Nach anderthalb Jahren Pandemiepolitik wäre es vor der anstehenden Bundestagswahl eigentlich geboten, sich als Volk Rechenschaft darüber abzulegen, in welchem Land, in welcher Gesellschaft wir leben wollen. Die Frage nach der Freiheit erneut und vehement zu stellen. Aber nichts davon. Der Wahlkampf macht um dieses Thema einen großen Bogen. Man faselt von Renten, Arbeitsplätzen, Digitalisierung und Klimaschutz. Das Volk vertreibt sich derweil die Zeit mit Fakten-Checken. Die Bundestagswahl ist eine Farce. Ich werde an ihr nicht teilnehmen.

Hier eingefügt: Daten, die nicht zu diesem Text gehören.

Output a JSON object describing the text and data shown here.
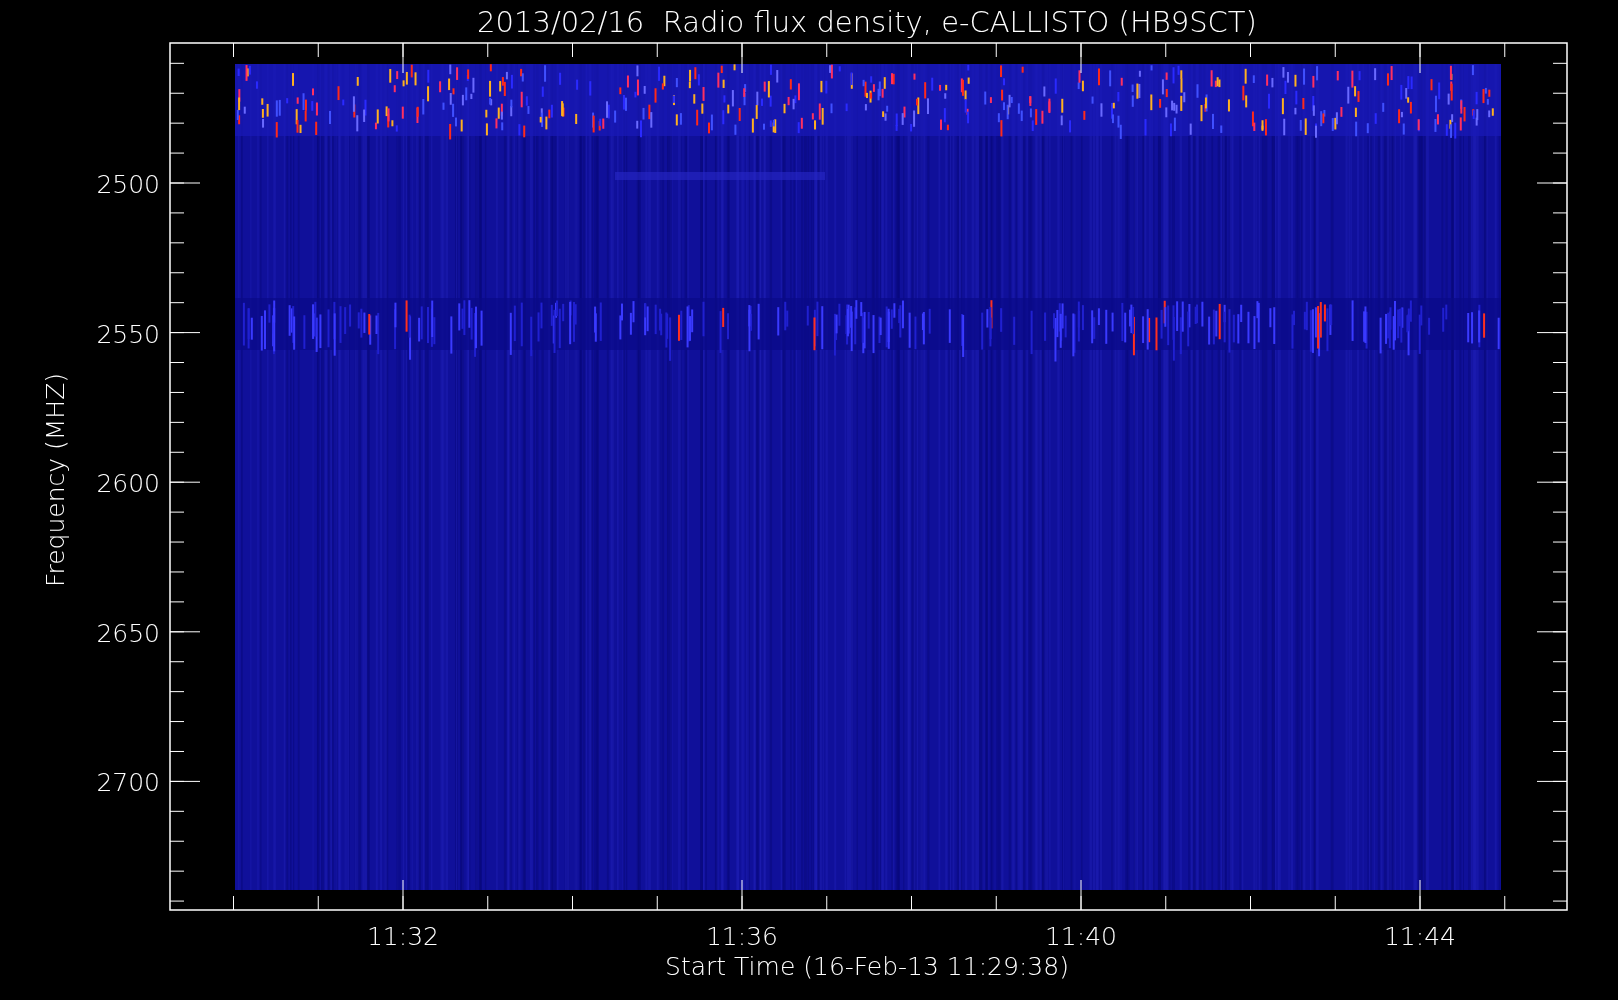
{
  "title": "2013/02/16  Radio flux density, e-CALLISTO (HB9SCT)",
  "xlabel": "Start Time (16-Feb-13 11:29:38)",
  "ylabel": "Frequency (MHZ)",
  "xticks": [
    "11:32",
    "11:36",
    "11:40",
    "11:44"
  ],
  "yticks": [
    "2500",
    "2550",
    "2600",
    "2650",
    "2700"
  ]
}
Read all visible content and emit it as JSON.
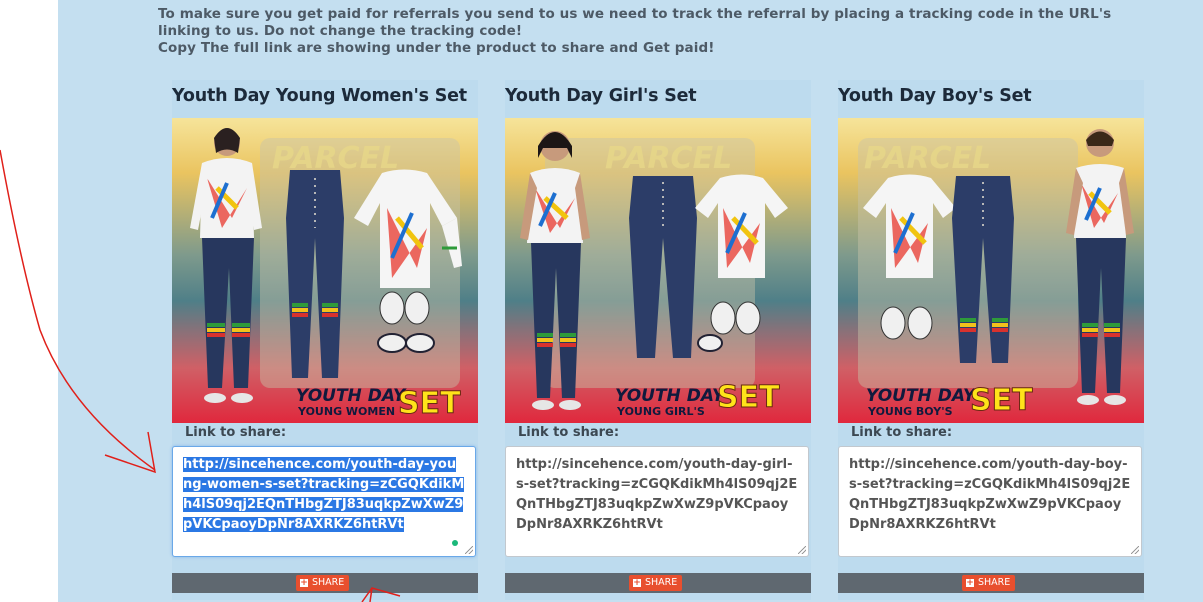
{
  "notice": {
    "line1": "To make sure you get paid for referrals you send to us we need to track the referral by placing a tracking code in the URL's linking to us. Do not change the tracking code!",
    "line2": "Copy The full link are showing under the product to share and Get paid!"
  },
  "products": [
    {
      "title": "Youth Day Young Women's Set",
      "image_caption_top": "YOUTH DAY",
      "image_caption_sub": "YOUNG WOMEN",
      "image_caption_set": "SET",
      "link_label": "Link to share:",
      "link": "http://sincehence.com/youth-day-young-women-s-set?tracking=zCGQKdikMh4lS09qj2EQnTHbgZTJ83uqkpZwXwZ9pVKCpaoyDpNr8AXRKZ6htRVt",
      "share_label": "SHARE",
      "selected": true
    },
    {
      "title": "Youth Day Girl's Set",
      "image_caption_top": "YOUTH DAY",
      "image_caption_sub": "YOUNG GIRL'S",
      "image_caption_set": "SET",
      "link_label": "Link to share:",
      "link": "http://sincehence.com/youth-day-girl-s-set?tracking=zCGQKdikMh4lS09qj2EQnTHbgZTJ83uqkpZwXwZ9pVKCpaoyDpNr8AXRKZ6htRVt",
      "share_label": "SHARE",
      "selected": false
    },
    {
      "title": "Youth Day Boy's Set",
      "image_caption_top": "YOUTH DAY",
      "image_caption_sub": "YOUNG BOY'S",
      "image_caption_set": "SET",
      "link_label": "Link to share:",
      "link": "http://sincehence.com/youth-day-boy-s-set?tracking=zCGQKdikMh4lS09qj2EQnTHbgZTJ83uqkpZwXwZ9pVKCpaoyDpNr8AXRKZ6htRVt",
      "share_label": "SHARE",
      "selected": false
    }
  ],
  "colors": {
    "panel_bg": "#c4dff0",
    "share_button": "#e84f2e",
    "share_bar": "#5f6870",
    "selection": "#2b78e4",
    "annotation_arrow": "#e0201a"
  },
  "icons": [
    "plus-icon",
    "annotation-arrow",
    "resize-grip-icon"
  ]
}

Es tut mir leid: Die Demokratie ist am Ende. Sie war in Deutschland schon immer ein schwaches Pflänzchen, weil die Freiheit, vor allem die Freiheit, sich seines Verstandes selbständig zu bedienen, hier nur wenigen etwas gilt. ʼ89 sind zuletzt ein paar Menschen für diese Freiheit auf die Straße gegangen – sie verschwanden alsbald. Und trotzdem: Gegen den Marxismus, diesen zweiten von Popper ausgemachten Feind der offenen Gesellschaft, konnte man noch Demokrat sein – vor allem weil es erfahrbare Beispiele gelebter Freiheit gab.

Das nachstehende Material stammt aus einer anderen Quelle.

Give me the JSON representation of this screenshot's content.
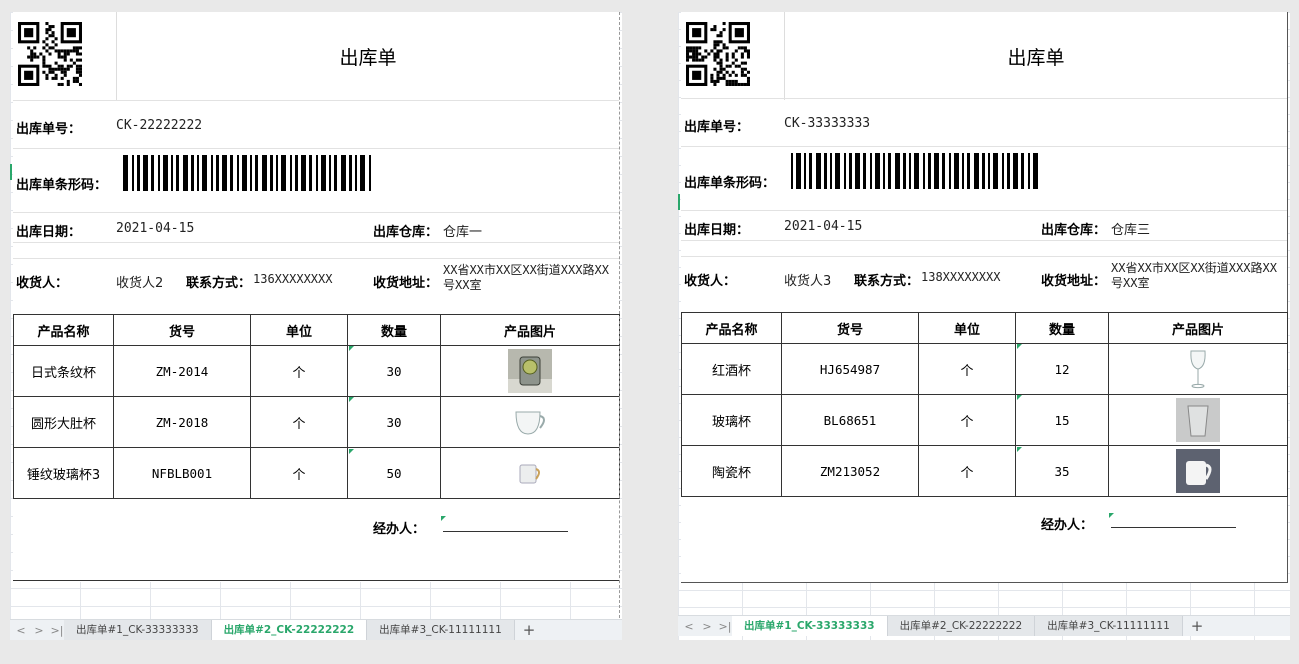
{
  "colors": {
    "accent": "#2aa76b",
    "border": "#333333",
    "grid": "#e3e6eb"
  },
  "sheets": [
    {
      "title": "出库单",
      "order_no_label": "出库单号：",
      "order_no": "CK-22222222",
      "barcode_label": "出库单条形码：",
      "date_label": "出库日期：",
      "date": "2021-04-15",
      "warehouse_label": "出库仓库：",
      "warehouse": "仓库一",
      "receiver_label": "收货人：",
      "receiver": "收货人2",
      "contact_label": "联系方式：",
      "contact": "136XXXXXXXX",
      "address_label": "收货地址：",
      "address": "XX省XX市XX区XX街道XXX路XX号XX室",
      "columns": [
        "产品名称",
        "货号",
        "单位",
        "数量",
        "产品图片"
      ],
      "rows": [
        {
          "name": "日式条纹杯",
          "sku": "ZM-2014",
          "unit": "个",
          "qty": "30",
          "image": "glass-lemon-image"
        },
        {
          "name": "圆形大肚杯",
          "sku": "ZM-2018",
          "unit": "个",
          "qty": "30",
          "image": "clear-mug-image"
        },
        {
          "name": "锤纹玻璃杯3",
          "sku": "NFBLB001",
          "unit": "个",
          "qty": "50",
          "image": "hammered-mug-image"
        }
      ],
      "handler_label": "经办人：",
      "tabs": [
        "出库单#1_CK-33333333",
        "出库单#2_CK-22222222",
        "出库单#3_CK-11111111"
      ],
      "active_tab": 1
    },
    {
      "title": "出库单",
      "order_no_label": "出库单号：",
      "order_no": "CK-33333333",
      "barcode_label": "出库单条形码：",
      "date_label": "出库日期：",
      "date": "2021-04-15",
      "warehouse_label": "出库仓库：",
      "warehouse": "仓库三",
      "receiver_label": "收货人：",
      "receiver": "收货人3",
      "contact_label": "联系方式：",
      "contact": "138XXXXXXXX",
      "address_label": "收货地址：",
      "address": "XX省XX市XX区XX街道XXX路XX号XX室",
      "columns": [
        "产品名称",
        "货号",
        "单位",
        "数量",
        "产品图片"
      ],
      "rows": [
        {
          "name": "红酒杯",
          "sku": "HJ654987",
          "unit": "个",
          "qty": "12",
          "image": "wine-glass-image"
        },
        {
          "name": "玻璃杯",
          "sku": "BL68651",
          "unit": "个",
          "qty": "15",
          "image": "tumbler-image"
        },
        {
          "name": "陶瓷杯",
          "sku": "ZM213052",
          "unit": "个",
          "qty": "35",
          "image": "ceramic-mug-image"
        }
      ],
      "handler_label": "经办人：",
      "tabs": [
        "出库单#1_CK-33333333",
        "出库单#2_CK-22222222",
        "出库单#3_CK-11111111"
      ],
      "active_tab": 0
    }
  ]
}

Unter dem Regime der Biopolitik kann ich aber kein Demokrat mehr sein. Die Gesellschaft will keine Demokraten mehr, die Leute lassen sich – wie in der Offenbarung des Johannes beschrieben – Zahlen auf die Hand tätowieren als Zugangscode für den Markt. Die Freiheit ist tot, die Notwendigkeit der Zahl hat gesiegt. Da bleibt mir nur noch, die Segel zu streichen und abzutauchen.